4 – Désensibilisation : le patient se fixe sur l’image traumatisante, l’idée négative et le ressenti corporel. Le thérapeute lui demande de suivre en même temps avec les yeux ses doigts ou un point lumineux qu’il déplace dans l’espace alternativement d’un côté à un autre. D’autres stimuli peuvent être également utilisés lors de cette phase. Le patient est encouragé à suivre les associations mentales qui se font naturellement pendant cet exercice. Cette phase du traitement continue jusqu’à ce que le patient évalue sa détresse à 0 ou à 1 sur l’échelle introduite lors de la phase précédente.
5 – Ancrage : la phase suivante vise à associer l’idée positive à ce qu’il reste du souvenir de l’événement traumatisant. Quand l’évaluation de la détresse atteint 1 ou 0, le thérapeute demande au patient de penser à l’objectif fixé en début de séance.

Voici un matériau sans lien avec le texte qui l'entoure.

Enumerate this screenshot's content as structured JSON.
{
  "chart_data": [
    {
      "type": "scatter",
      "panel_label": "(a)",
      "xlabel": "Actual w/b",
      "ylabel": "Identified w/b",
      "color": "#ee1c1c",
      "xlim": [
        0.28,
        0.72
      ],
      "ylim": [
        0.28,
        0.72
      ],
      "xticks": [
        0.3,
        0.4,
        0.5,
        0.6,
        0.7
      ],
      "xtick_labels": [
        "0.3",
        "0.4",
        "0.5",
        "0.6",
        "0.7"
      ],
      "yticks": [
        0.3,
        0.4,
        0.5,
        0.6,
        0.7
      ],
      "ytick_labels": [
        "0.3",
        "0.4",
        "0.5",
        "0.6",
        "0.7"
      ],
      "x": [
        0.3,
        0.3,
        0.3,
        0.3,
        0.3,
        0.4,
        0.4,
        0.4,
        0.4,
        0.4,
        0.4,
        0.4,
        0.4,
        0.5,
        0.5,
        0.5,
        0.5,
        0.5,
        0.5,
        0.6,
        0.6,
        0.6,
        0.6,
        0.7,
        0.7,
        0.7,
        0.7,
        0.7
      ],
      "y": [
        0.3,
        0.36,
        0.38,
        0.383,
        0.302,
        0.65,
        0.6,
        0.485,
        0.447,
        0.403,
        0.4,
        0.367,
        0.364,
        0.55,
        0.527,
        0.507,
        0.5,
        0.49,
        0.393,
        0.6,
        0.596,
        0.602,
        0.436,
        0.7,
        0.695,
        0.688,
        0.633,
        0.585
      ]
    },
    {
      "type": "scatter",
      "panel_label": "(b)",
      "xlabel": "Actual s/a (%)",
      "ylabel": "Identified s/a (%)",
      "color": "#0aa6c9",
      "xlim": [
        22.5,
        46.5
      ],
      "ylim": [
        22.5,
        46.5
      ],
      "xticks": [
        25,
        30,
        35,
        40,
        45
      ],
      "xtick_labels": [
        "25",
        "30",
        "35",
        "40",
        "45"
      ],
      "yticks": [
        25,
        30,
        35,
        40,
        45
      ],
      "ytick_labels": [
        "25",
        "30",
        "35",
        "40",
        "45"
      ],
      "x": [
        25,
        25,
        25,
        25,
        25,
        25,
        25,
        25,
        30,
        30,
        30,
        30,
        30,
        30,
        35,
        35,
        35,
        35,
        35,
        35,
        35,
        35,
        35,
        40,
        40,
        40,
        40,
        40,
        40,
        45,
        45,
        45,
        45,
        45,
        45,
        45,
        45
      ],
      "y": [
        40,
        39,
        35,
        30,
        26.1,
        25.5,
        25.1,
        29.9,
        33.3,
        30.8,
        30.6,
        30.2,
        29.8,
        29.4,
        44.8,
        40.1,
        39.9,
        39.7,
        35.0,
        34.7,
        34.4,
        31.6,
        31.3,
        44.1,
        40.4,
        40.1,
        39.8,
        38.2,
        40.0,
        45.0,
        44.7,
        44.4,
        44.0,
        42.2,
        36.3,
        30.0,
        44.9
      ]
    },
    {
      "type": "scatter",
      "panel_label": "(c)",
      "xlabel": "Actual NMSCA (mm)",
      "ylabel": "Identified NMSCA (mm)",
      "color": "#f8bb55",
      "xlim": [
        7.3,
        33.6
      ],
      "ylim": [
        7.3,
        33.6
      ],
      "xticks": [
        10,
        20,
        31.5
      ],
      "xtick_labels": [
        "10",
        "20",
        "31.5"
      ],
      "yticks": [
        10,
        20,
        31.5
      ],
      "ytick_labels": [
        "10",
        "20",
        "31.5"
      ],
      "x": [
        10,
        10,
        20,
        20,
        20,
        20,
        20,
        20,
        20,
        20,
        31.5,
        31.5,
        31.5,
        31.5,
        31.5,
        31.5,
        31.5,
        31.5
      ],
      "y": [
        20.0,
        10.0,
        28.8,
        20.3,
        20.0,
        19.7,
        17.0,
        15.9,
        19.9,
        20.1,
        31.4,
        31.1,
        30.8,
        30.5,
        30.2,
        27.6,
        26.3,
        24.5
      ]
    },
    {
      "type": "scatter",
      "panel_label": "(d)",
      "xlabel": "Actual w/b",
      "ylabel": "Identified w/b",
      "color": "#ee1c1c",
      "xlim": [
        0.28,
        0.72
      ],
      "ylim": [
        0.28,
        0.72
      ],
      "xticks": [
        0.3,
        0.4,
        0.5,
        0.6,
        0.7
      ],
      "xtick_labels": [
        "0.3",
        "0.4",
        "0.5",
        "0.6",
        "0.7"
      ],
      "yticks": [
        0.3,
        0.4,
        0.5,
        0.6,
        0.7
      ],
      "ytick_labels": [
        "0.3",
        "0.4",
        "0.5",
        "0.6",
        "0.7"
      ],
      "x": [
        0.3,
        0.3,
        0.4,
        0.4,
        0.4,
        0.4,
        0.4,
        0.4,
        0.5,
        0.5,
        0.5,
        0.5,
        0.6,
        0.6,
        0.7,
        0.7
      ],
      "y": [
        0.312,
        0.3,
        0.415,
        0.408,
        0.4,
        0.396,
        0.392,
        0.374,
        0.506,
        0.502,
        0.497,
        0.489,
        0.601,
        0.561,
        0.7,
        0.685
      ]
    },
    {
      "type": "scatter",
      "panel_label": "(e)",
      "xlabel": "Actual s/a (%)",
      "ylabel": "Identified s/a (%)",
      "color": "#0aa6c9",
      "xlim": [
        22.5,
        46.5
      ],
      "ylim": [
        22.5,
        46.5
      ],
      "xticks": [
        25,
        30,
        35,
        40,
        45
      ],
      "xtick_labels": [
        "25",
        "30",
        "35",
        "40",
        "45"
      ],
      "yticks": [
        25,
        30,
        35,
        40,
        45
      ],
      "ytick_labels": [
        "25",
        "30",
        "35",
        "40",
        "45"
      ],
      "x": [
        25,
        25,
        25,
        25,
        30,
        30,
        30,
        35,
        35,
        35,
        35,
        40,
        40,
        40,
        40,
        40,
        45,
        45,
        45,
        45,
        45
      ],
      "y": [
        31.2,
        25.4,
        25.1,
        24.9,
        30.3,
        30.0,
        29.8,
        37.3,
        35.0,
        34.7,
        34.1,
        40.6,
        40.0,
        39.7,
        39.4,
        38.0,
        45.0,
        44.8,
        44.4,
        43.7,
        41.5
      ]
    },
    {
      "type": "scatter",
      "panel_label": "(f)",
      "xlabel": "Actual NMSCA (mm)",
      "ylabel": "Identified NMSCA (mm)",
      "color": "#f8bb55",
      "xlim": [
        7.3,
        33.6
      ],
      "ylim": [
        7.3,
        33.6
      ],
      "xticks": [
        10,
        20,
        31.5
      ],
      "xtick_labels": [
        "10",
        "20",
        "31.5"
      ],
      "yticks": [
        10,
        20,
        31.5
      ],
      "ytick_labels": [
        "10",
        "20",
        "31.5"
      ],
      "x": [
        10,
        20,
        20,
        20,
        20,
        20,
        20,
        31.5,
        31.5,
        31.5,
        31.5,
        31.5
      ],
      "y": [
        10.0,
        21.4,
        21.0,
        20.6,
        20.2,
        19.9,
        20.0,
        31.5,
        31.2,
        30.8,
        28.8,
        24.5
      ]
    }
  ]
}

Les étapes 3 à 5 recommencent à chaque séance pour une nouvelle image traumatisante.
6 – Bilan corporel : le patient garde à l’esprit l’événement traumatisant et l’idée positive à laquelle il a été associé durant la phase précédente et passe en revue systématiquement ses sensations corporelles. Le but de cette phase est de repérer des « tensions » ou des « sensations négatives » qui subsisteraient et d’aider à les dissiper toujours au moyen de séries de mouvements oculaires.
7 – Conclusion : à la fin d’une séance, le thérapeute fait en sorte que son patient se trouve dans un état émotionnel stable, que le traitement soit terminé ou non. Il prépare également son patient à réagir correctement (par la relaxation, etc.), au cas où le souvenir de l’expérience traumatisante surgirait entre les séances.
8 – Réévaluation : au début de la séance suivante le thérapeute demande au patient de repenser au but fixé lors de la séance précédente. En fonction des réactions du patient, il évalue l’effet de la thérapie et adapte son déroulement en conséquence. Vers la fin de la thérapie, le patient est invité à tenir un journal concernant les souvenirs travaillés pendant les séances et les associations qui lui viennent à l’esprit en dehors des séances.
De Olivier Desurmont & Ioana Del Sol
A NOTER : l’EMDR est actuellement reconnue de par le monde par de nombreuses instances, dont l’Organisation Mondiale de la Santé (OMS) depuis août 2013.